Nel Parco Virgiliano, situato nel cuore di Napoli, una testimonianza del passato da non perdere
La poesia è intangibile come le nuvole. Ma talvolta la riscopriamo nella nostra dimensione materiale e possiamo addirittura camminare al suo interno dopo aver oltrepassato un imponente cancello socchiuso, come accade nella storica zona di Piedigrotta a Napoli. Al di là c’è un anonimo sentiero che si perde nel verde del Parco della Tomba di Virgilio, incuneandosi tra i rampicanti e i misteri di questo sito tagliato fuori dagli itinerari del turismo culturale, dove il sepolcro del poeta latino riecheggia il suo mito sulla vicina Crypta Neapolitana e sull’altro monumento funerario ospitato tra gli alberi, quello dedicato a Giacomo Leopardi.
Virgilio, pensaci tu!
Qui le suggestioni dominano la storia. Poco importa che le spoglie dell’autore delle Georgiche non siano materialmente presenti nell’antro a lui attribuito. Al suo posto c’è però un braciere rituale in cui troviamo i bigliettini lasciati da coloro che invocano il suo divino aiuto. Spesso nelle lettere si racconta di esami e interrogazioni (in latino, ovviamente) da superare. Durante la settimana, infatti, gli studenti in libera uscita sono tra i frequentatori abituali del parco. E qualcuno di loro lascia purtroppo il segno, come dimostrano i moderni graffiti che qualche volta fanno compagnia alle antiche incisioni. La più vecchia è forse proprio quella che celebra il sommo poeta: “Mantua me genuit, Calabri rapuere, tenet nunc Parthenope; cecini pascua, rura, duces” (Mantova mi generò, la Calabria mi rapì, e ora mi tiene Napoli; cantai i pascoli, i campi, i condottieri). Prima di San Gennaro, era lui il vero protettore di Neapolis. Pare inoltre che nella sua città d’adozione, oltre a scrivere versi epici, il vate dedicasse parte delle sue giornate ad affinare le arti magiche che poi insegnava in una scuola per iniziati sulla costa di Posillipo.

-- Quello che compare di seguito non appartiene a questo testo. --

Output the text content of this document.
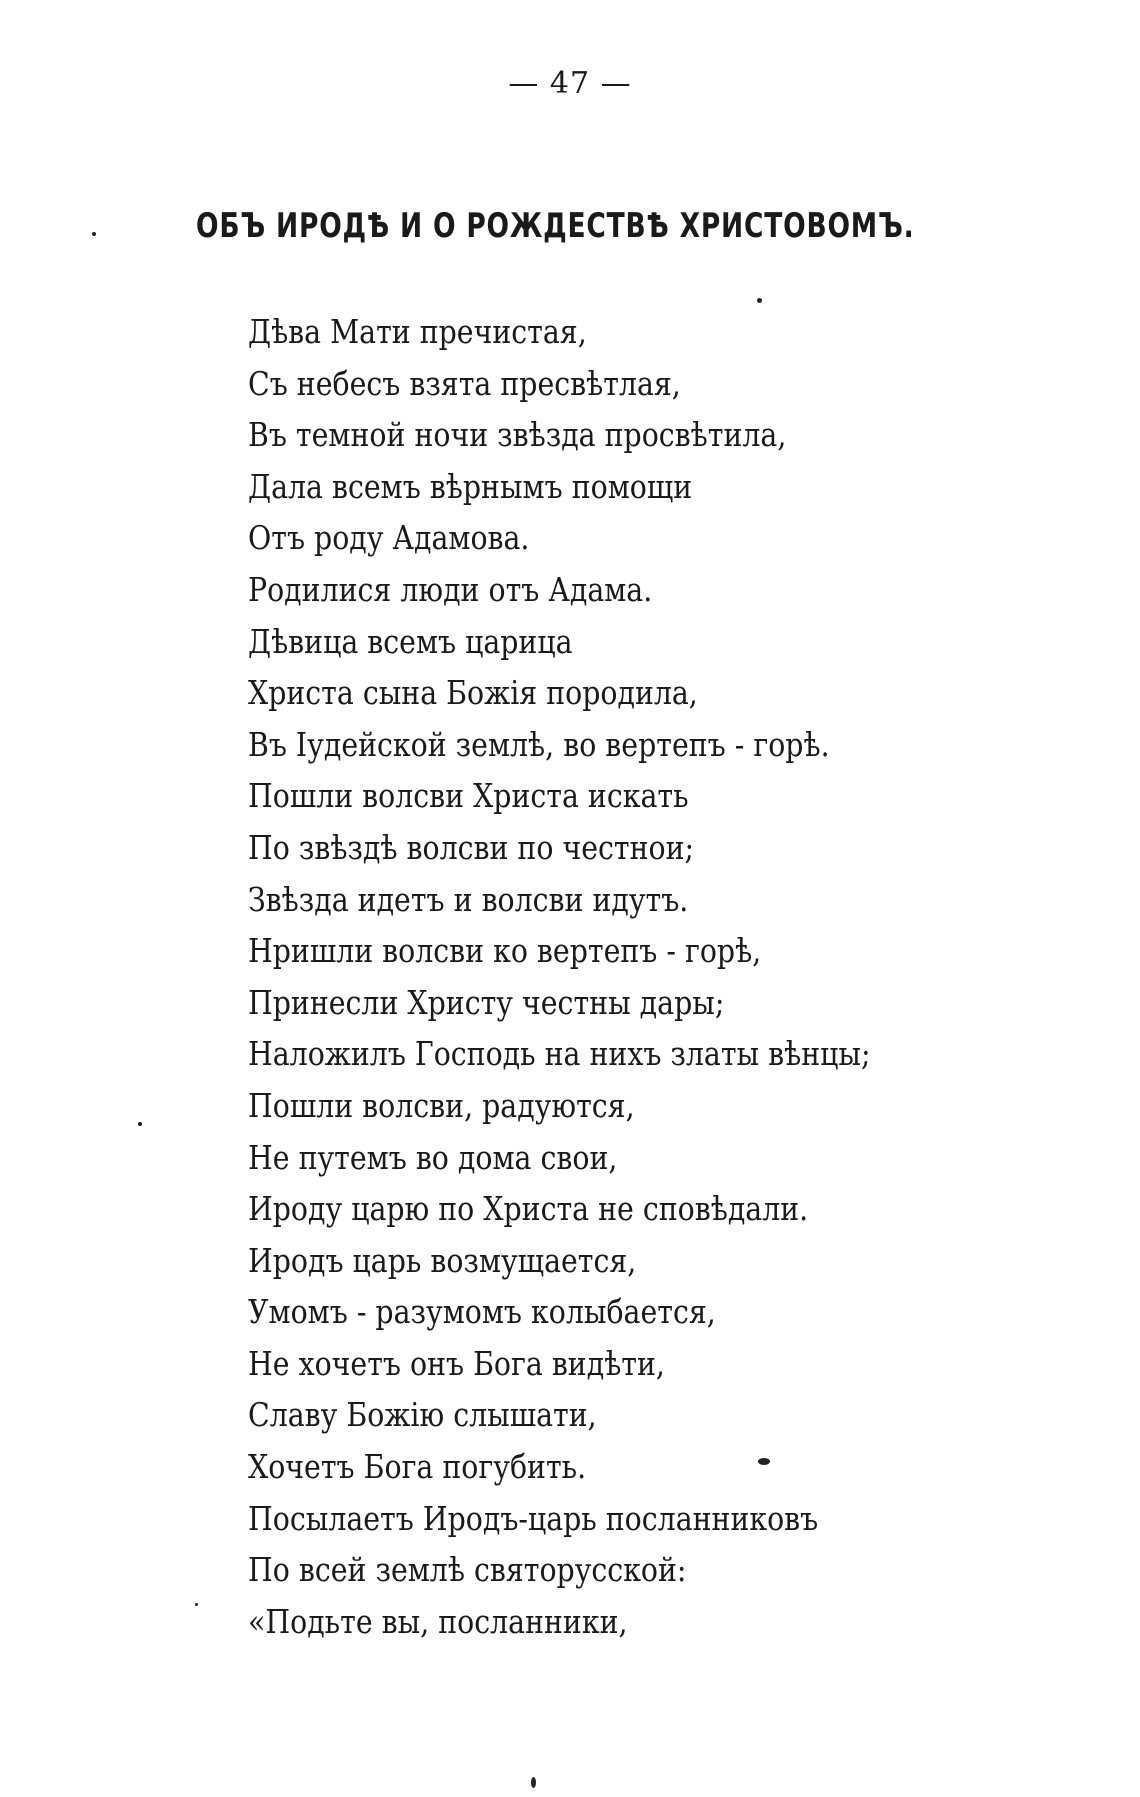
— 47 —
ОБЪ ИРОДѢ И О РОЖДЕСТВѢ ХРИСТОВОМЪ.
Дѣва Мати пречистая,
Съ небесъ взята пресвѣтлая,
Въ темной ночи звѣзда просвѣтила,
Дала всемъ вѣрнымъ помощи
Отъ роду Адамова.
Родилися люди отъ Адама.
Дѣвица всемъ царица
Христа сына Божія породила,
Въ Іудейской землѣ, во вертепъ - горѣ.
Пошли волсви Христа искать
По звѣздѣ волсви по честнои;
Звѣзда идетъ и волсви идутъ.
Нришли волсви ко вертепъ - горѣ,
Принесли Христу честны дары;
Наложилъ Господь на нихъ златы вѣнцы;
Пошли волсви, радуются,
Не путемъ во дома свои,
Ироду царю по Христа не сповѣдали.
Иродъ царь возмущается,
Умомъ - разумомъ колыбается,
Не хочетъ онъ Бога видѣти,
Славу Божію слышати,
Хочетъ Бога погубить.
Посылаетъ Иродъ-царь посланниковъ
По всей землѣ святорусской:
«Подьте вы, посланники,
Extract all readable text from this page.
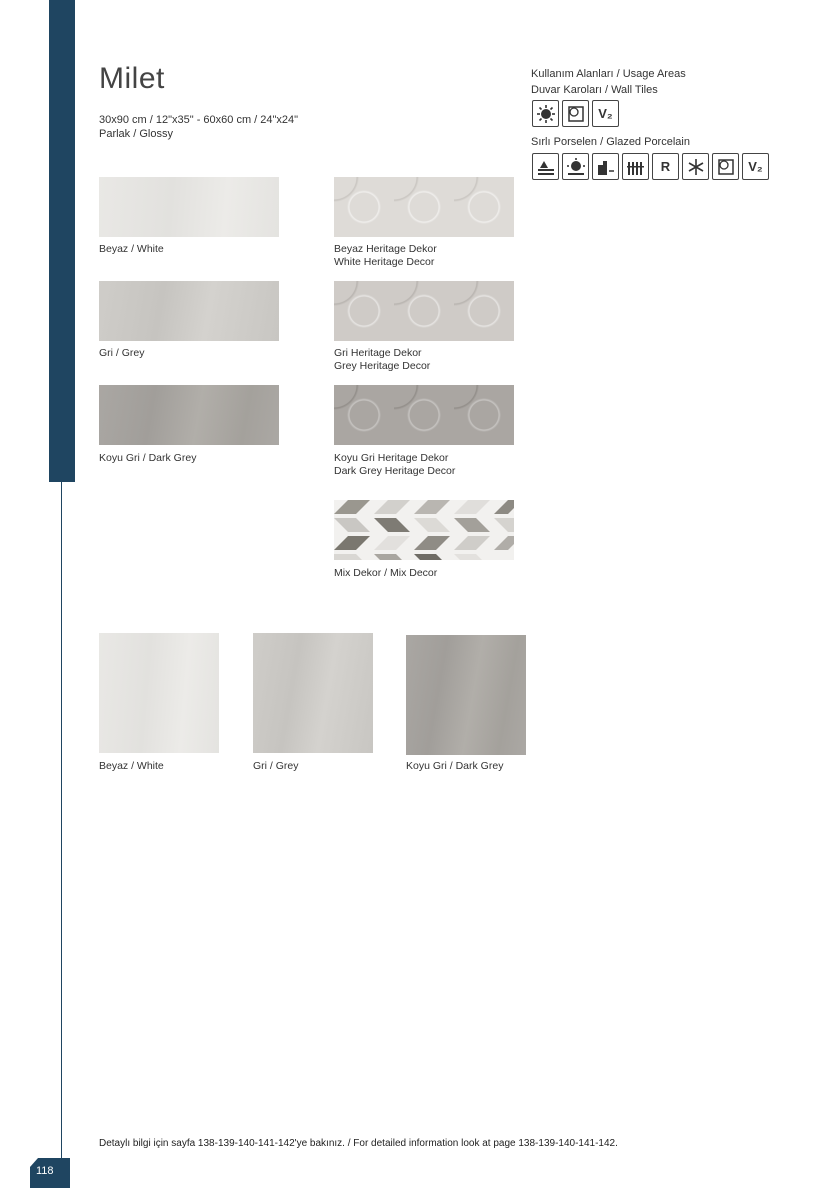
118
Milet
30x90 cm / 12"x35" - 60x60 cm / 24"x24"
Parlak / Glossy
Kullanım Alanları / Usage Areas
Duvar Karoları / Wall Tiles
V₂
Sırlı Porselen / Glazed Porcelain
R	V₂
Beyaz / White
Gri / Grey
Koyu Gri / Dark Grey
Beyaz Heritage Dekor
White Heritage Decor
Gri Heritage Dekor
Grey Heritage Decor
Koyu Gri Heritage Dekor
Dark Grey Heritage Decor
Mix Dekor / Mix Decor
Beyaz / White	Gri / Grey	Koyu Gri / Dark Grey
Detaylı bilgi için sayfa 138-139-140-141-142'ye bakınız. / For detailed information look at page 138-139-140-141-142.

Riti propiziatori nella Crypta
La realtà si stempera nella leggenda e spesso risulta difficile ritrovare il filo delle vicende storiche. Ma è proprio nel mito che la metropoli millenaria affonda le sue radici, le quali meglio si conservano in luoghi oscuri come la galleria della Crypta Neapolitana, che si apre a pochi passi dalla tomba di Virgilio. Scavata nel tufo in età augustea per collegare Mergellina con l’area flegrea, e purtroppo oggi inaccessibile per il pericolo di crolli, era abbastanza ampia da consentire il passaggio di due carri e di quelli che procedevano a piedi. Per il popolo quel misterioso antro divenne ben presto un simbolo materno, uterino. Petronio racconta che la cripta era consacrata a Priapo, dio della fertilità, in onore del quale di notte si svolgevano cerimonie propiziatorie e riti orgiastici che coinvolgevano vergini e spose infeconde. Pratiche probabilmente cominciate molto prima, nella città greca, e in qualche modo mutuate nei riti cristiani dei secoli successivi, quando le partorienti in cerca di buoni auspici rendevano omaggio alla Madonna ai piedi della grotta.
Arriva Leopardi
Tra esoterismo e affinità spirituali che travalicano le epoche, in questo parco il mito e la magia albergano in ogni pietra, anche nel monumento che dovrebbe conservare i resti mortali di Giacomo Leopardi, traslati qui solo nel 1939. Alla scomparsa del poeta, un secolo prima, il suo fedele amico Antonio Ranieri insistette affinché la salma non fosse gettata in una fossa comune – come imponevano le severe norme igieniche a causa del colera che imperversava in città – ma inumata nella chiesa di San Vitale a Fuorigrotta. Quando questa fu chiusa, si pensò di spostarla nell’attuale dimora. Ma, ad aggiungere un tocco di mistero alla vicenda, pare ormai certo che i resti del recanatese non siano mai stati davvero trasportati nel sepolcro di Mergellina. Forse furono smarriti chissà dove e quando. Proprio come accadde alle spoglie di Virgilio. A pensarci bene, però, nel parco dei poeti sono presenti entrambi con tutta la loro forza evocatrice e in ogni foglia e in ogni roccia continuano a vibrare le loro parole.